What is it about STEM, particularly maths, that excites you?
I’m of the view that there are two types of mathematicians, there are people who like pure maths and people who like applied maths. The pure mathematicians love the beauty of an equation they love the patterns in numbers they admire and adore and wonder at patterns and all kinds of things. I’m an applied mathematician, I love getting into the meat of a puzzle and getting the answer, that’s the satisfaction I draw from maths and from science. There’s nothing better, for me, than getting a puzzle, finding it really difficult and then solving it and getting the answer out.

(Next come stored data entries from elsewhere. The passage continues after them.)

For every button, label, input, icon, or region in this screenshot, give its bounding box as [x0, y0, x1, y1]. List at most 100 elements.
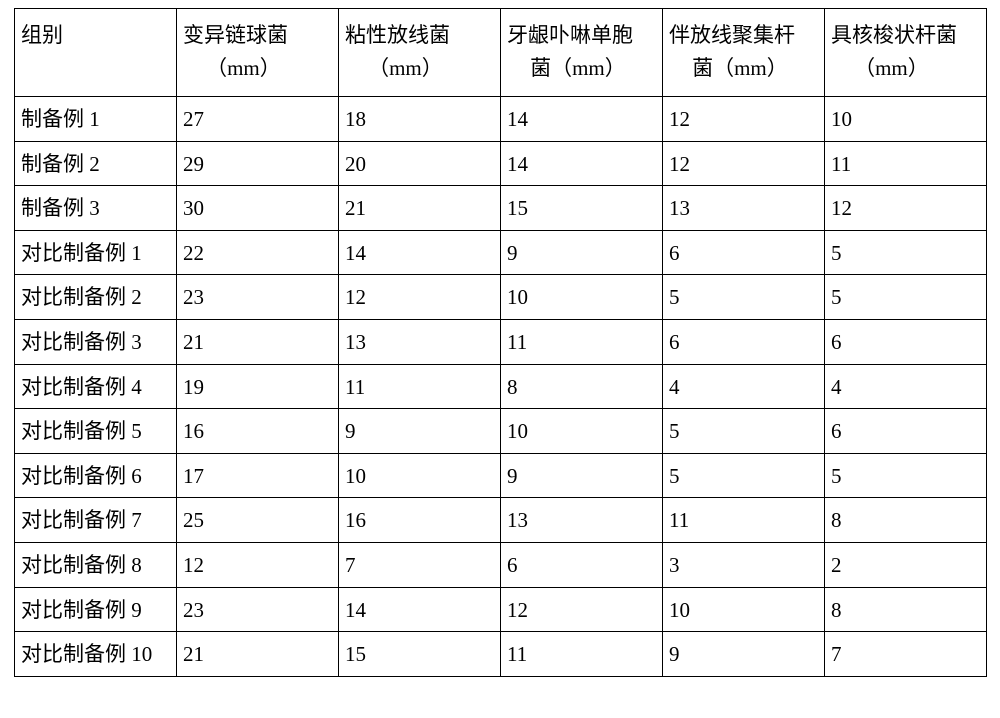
row-label: 对比制备例 1: [15, 230, 177, 275]
row-label: 对比制备例 10: [15, 632, 177, 677]
cell-bacteria-1: 16: [177, 409, 339, 454]
cell-bacteria-5: 2: [825, 542, 987, 587]
cell-bacteria-3: 11: [501, 319, 663, 364]
cell-bacteria-5: 5: [825, 453, 987, 498]
col-header-bacteria-1: 变异链球菌 （mm）: [177, 9, 339, 97]
col-header-line1: 组别: [21, 19, 170, 52]
table-row: 对比制备例 61710955: [15, 453, 987, 498]
cell-bacteria-2: 21: [339, 186, 501, 231]
table-row: 对比制备例 321131166: [15, 319, 987, 364]
table-row: 对比制备例 51691056: [15, 409, 987, 454]
col-header-line1: 牙龈卟啉单胞: [507, 19, 656, 52]
cell-bacteria-1: 21: [177, 319, 339, 364]
table-row: 制备例 33021151312: [15, 186, 987, 231]
cell-bacteria-5: 12: [825, 186, 987, 231]
cell-bacteria-3: 9: [501, 230, 663, 275]
cell-bacteria-2: 15: [339, 632, 501, 677]
cell-bacteria-3: 8: [501, 364, 663, 409]
cell-bacteria-5: 7: [825, 632, 987, 677]
cell-bacteria-2: 20: [339, 141, 501, 186]
cell-bacteria-1: 23: [177, 587, 339, 632]
cell-bacteria-3: 14: [501, 141, 663, 186]
table-row: 对比制备例 223121055: [15, 275, 987, 320]
cell-bacteria-1: 17: [177, 453, 339, 498]
cell-bacteria-3: 13: [501, 498, 663, 543]
col-header-bacteria-3: 牙龈卟啉单胞 菌（mm）: [501, 9, 663, 97]
cell-bacteria-5: 5: [825, 275, 987, 320]
cell-bacteria-4: 5: [663, 275, 825, 320]
col-header-bacteria-5: 具核梭状杆菌 （mm）: [825, 9, 987, 97]
col-header-line2: 菌（mm）: [507, 52, 656, 85]
cell-bacteria-3: 10: [501, 409, 663, 454]
row-label: 对比制备例 7: [15, 498, 177, 543]
col-header-line1: 具核梭状杆菌: [831, 19, 980, 52]
col-header-line1: 伴放线聚集杆: [669, 19, 818, 52]
cell-bacteria-5: 8: [825, 587, 987, 632]
col-header-line2: （mm）: [831, 52, 980, 85]
cell-bacteria-3: 12: [501, 587, 663, 632]
cell-bacteria-3: 14: [501, 97, 663, 142]
cell-bacteria-2: 11: [339, 364, 501, 409]
cell-bacteria-4: 10: [663, 587, 825, 632]
cell-bacteria-2: 9: [339, 409, 501, 454]
row-label: 对比制备例 6: [15, 453, 177, 498]
cell-bacteria-3: 11: [501, 632, 663, 677]
cell-bacteria-4: 13: [663, 186, 825, 231]
cell-bacteria-2: 7: [339, 542, 501, 587]
cell-bacteria-1: 22: [177, 230, 339, 275]
cell-bacteria-2: 14: [339, 230, 501, 275]
cell-bacteria-4: 9: [663, 632, 825, 677]
table-header-row: 组别 变异链球菌 （mm） 粘性放线菌 （mm） 牙龈卟啉单胞 菌（mm） 伴放…: [15, 9, 987, 97]
row-label: 对比制备例 2: [15, 275, 177, 320]
cell-bacteria-2: 10: [339, 453, 501, 498]
cell-bacteria-5: 6: [825, 409, 987, 454]
cell-bacteria-1: 29: [177, 141, 339, 186]
table-row: 制备例 12718141210: [15, 97, 987, 142]
cell-bacteria-4: 5: [663, 453, 825, 498]
cell-bacteria-2: 18: [339, 97, 501, 142]
col-header-line2: 菌（mm）: [669, 52, 818, 85]
col-header-group: 组别: [15, 9, 177, 97]
cell-bacteria-2: 13: [339, 319, 501, 364]
col-header-line1: 粘性放线菌: [345, 19, 494, 52]
cell-bacteria-1: 25: [177, 498, 339, 543]
col-header-line2: （mm）: [345, 52, 494, 85]
cell-bacteria-1: 21: [177, 632, 339, 677]
bacteria-inhibition-table: 组别 变异链球菌 （mm） 粘性放线菌 （mm） 牙龈卟啉单胞 菌（mm） 伴放…: [14, 8, 987, 677]
table-row: 制备例 22920141211: [15, 141, 987, 186]
cell-bacteria-3: 9: [501, 453, 663, 498]
cell-bacteria-1: 27: [177, 97, 339, 142]
row-label: 对比制备例 3: [15, 319, 177, 364]
cell-bacteria-4: 5: [663, 409, 825, 454]
col-header-line2: （mm）: [183, 52, 332, 85]
row-label: 制备例 3: [15, 186, 177, 231]
cell-bacteria-4: 3: [663, 542, 825, 587]
cell-bacteria-5: 8: [825, 498, 987, 543]
cell-bacteria-1: 19: [177, 364, 339, 409]
col-header-bacteria-4: 伴放线聚集杆 菌（mm）: [663, 9, 825, 97]
cell-bacteria-1: 30: [177, 186, 339, 231]
cell-bacteria-5: 4: [825, 364, 987, 409]
row-label: 对比制备例 5: [15, 409, 177, 454]
cell-bacteria-4: 12: [663, 141, 825, 186]
table-row: 对比制备例 9231412108: [15, 587, 987, 632]
cell-bacteria-5: 6: [825, 319, 987, 364]
cell-bacteria-3: 15: [501, 186, 663, 231]
cell-bacteria-5: 10: [825, 97, 987, 142]
cell-bacteria-4: 12: [663, 97, 825, 142]
cell-bacteria-1: 12: [177, 542, 339, 587]
cell-bacteria-4: 11: [663, 498, 825, 543]
row-label: 对比制备例 9: [15, 587, 177, 632]
table-row: 对比制备例 12214965: [15, 230, 987, 275]
cell-bacteria-2: 16: [339, 498, 501, 543]
table-row: 对比制备例 1021151197: [15, 632, 987, 677]
cell-bacteria-3: 10: [501, 275, 663, 320]
cell-bacteria-4: 4: [663, 364, 825, 409]
col-header-line1: 变异链球菌: [183, 19, 332, 52]
cell-bacteria-4: 6: [663, 319, 825, 364]
table-row: 对比制备例 8127632: [15, 542, 987, 587]
cell-bacteria-2: 14: [339, 587, 501, 632]
table-body: 制备例 12718141210制备例 22920141211制备例 330211…: [15, 97, 987, 677]
row-label: 对比制备例 4: [15, 364, 177, 409]
row-label: 制备例 1: [15, 97, 177, 142]
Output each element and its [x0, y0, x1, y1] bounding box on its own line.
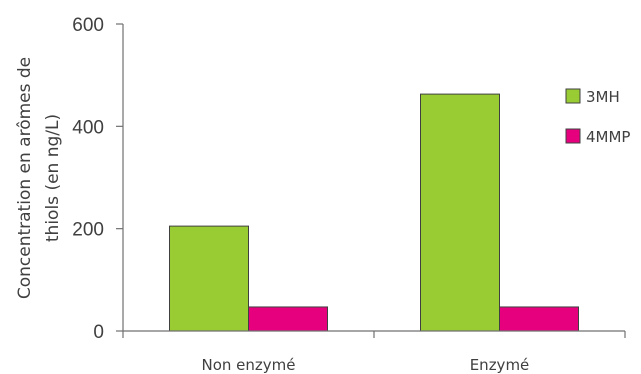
legend-label-3mh: 3MH: [586, 88, 620, 106]
x-tick-labels: Non enzymé Enzymé: [202, 356, 530, 374]
legend-label-4mmp: 4MMP: [586, 128, 630, 146]
x-tick-label-non-enzyme: Non enzymé: [202, 356, 296, 374]
bar-3mh-enzyme: [420, 93, 500, 332]
y-tick-label: 0: [93, 322, 104, 343]
legend: 3MH 4MMP: [565, 88, 630, 146]
bar-3mh-non-enzyme: [169, 225, 249, 332]
bar-4mmp-non-enzyme: [248, 306, 328, 332]
legend-swatch-4mmp: [565, 128, 581, 144]
y-tick-label: 400: [72, 117, 104, 138]
y-tick-label: 600: [72, 15, 104, 36]
x-tick-label-enzyme: Enzymé: [470, 356, 530, 374]
axes: [122, 24, 626, 338]
y-axis-title: Concentration en arômes de thiols (en ng…: [15, 57, 63, 299]
y-axis-title-line-1: Concentration en arômes de: [15, 57, 35, 299]
y-tick-label: 200: [72, 220, 104, 241]
bars: [169, 93, 579, 332]
bar-4mmp-enzyme: [499, 306, 579, 332]
legend-swatch-3mh: [565, 88, 581, 104]
y-axis-title-line-2: thiols (en ng/L): [43, 114, 63, 242]
y-ticks: 0 200 400 600: [72, 15, 123, 343]
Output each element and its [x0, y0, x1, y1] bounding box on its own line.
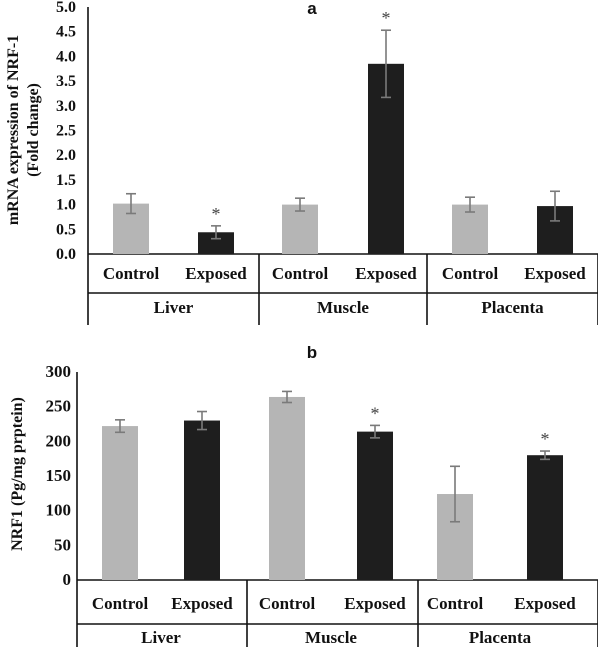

That’s my satisfaction in maths and it’s different from the wonders and beauty of things.
Talk to us about your career on Countdown.
Quite often on Countdown I can tell it’s going to be a different one before I’ve started. But people ask me, how do you see the numbers? I do have a way of seeing it on Countdown that it’s like a jigsaw puzzle, and instead of working with base 10, I work with base 25 because with we have 25-100 as the big tiles. And I know what you must times the big numbers by to get close. And then the bits that you add on or take away to get the target are like the nubs or the holes in the jigsaw puzzle. And I just know what they are.
When I was applying for my job I got the Countdown puzzle books, I had a graduate job in the meantime I was only there about a month, but I bought these puzzle books so when I was commuting, I’d go up and down and you’d spot the patterns and spot how to solve certain things. I kind of did immersion therapy by playing the Countdown theme over and over while I was doing the puzzles because otherwise your brain kind of gets nerfed and even when the comedians come on and do 8 Out of 10 Cats now they get terrified when the clock comes on. I used to practice all of the time but now it’s just like riding a bike, and even having babies and being sleep deprived and being ill I can still do the numbers game, it’s just brain training it’s just what I can sort of do.
What would you like to see your two small children grow up to be?
I want two bring up my two little girls so that they can do absolutely anything they want to do, I don’t want them to have a notion that things are for girls or for boys. If they enjoy it they can go and do it. When I was a girl I played football, my three-year-old likes dancing so she’s following her father’s footsteps. But whatever she’s open to I hope she has the opportunity to try, she doesn’t have any notion it’s not for girls, it’s just for boys anything along those lines. That is banned in my house. It would be nice if she followed in my footsteps, she likes numbers so far which is a good thing, but careers are a long way off because they’re only one and three.”